JOHNSTON, Michelle, Department of Earth and Environmental Sciences, University of Kentucky, 218 Briarwood Place, Frankfort, KY 40601, HOWER, James C., Center for Applied Energy Research, University of Kentucky, 2540 Research Park Drive, Lexington, KY 40511, EBLE, Cortland, Kentucky Geological Survey, University of Kentucky, 228 Mining and Mineral Resources Bldg, Lexington, KY 40506-0107 and O'KEEFE, Jen, Dept. of Earth and Space Sciences, Morehead State University, 404-A Lappin Hall, Morehead, KY 40351,

The Eastern Kentucky Coal Field is located in the central portion of the Appalachian Basin, extending from the Appalachian Mountains westward across the Cumberland Plateau. The Pennsylvanian Breathitt formation in this region is characterized by numerous sequences of bituminous coal-bearing sedimentary rocks. Many of these coals have distinct maceral compositions due to variations in depositional environments. Because Kentucky contains coal of differing maceral assemblages, coal characterization is an important method for determining conditions that influenced peat accumulation and overall depositional settings.

This study focuses on the characterization of the maceral composition of the Middle Pennsylvanian-age Leatherwood coal bed through palynological, petrographical, and geochemical analyses in order to better understand specific depositional environments and associated peat accumulation conditions.

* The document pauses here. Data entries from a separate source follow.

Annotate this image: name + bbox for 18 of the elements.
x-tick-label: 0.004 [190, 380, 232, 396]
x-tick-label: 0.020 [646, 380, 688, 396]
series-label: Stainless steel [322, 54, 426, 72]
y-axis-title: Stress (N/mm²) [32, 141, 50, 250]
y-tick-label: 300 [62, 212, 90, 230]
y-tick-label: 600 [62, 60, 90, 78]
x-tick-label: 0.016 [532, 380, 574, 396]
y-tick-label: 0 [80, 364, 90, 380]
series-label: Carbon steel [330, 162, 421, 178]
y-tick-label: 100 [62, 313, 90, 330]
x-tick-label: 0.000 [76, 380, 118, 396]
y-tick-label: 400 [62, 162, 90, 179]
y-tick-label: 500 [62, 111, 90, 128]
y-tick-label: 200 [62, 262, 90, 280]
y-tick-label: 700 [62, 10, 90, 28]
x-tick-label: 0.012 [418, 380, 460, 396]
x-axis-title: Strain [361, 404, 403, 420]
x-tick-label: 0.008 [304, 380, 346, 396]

The high volatile A bituminous Leatherwood coal consists predominately of alternating clarain and vitrain lithotypes. Petrographic analyses indicate that these coals are dominated by vitrinite, primarily collotelinite. These coals have relatively high liptinite and low inertinite content, along with trace amounts of mineral matter. Geochemical data reveal low sulfur and ash content. Ancillary palynological data shows that the palynomorph assemblage is dominated by tree fern spores, with limited amounts of small and large lycopsid tree, small fern, and Coradites sp. spores. The maceral composition and corresponding palynological data indicate that the depositional environment was most likely a ponded-water mire community, characterized by relatively consistent water depth, anaerobic conditions, and limited local detrital influx.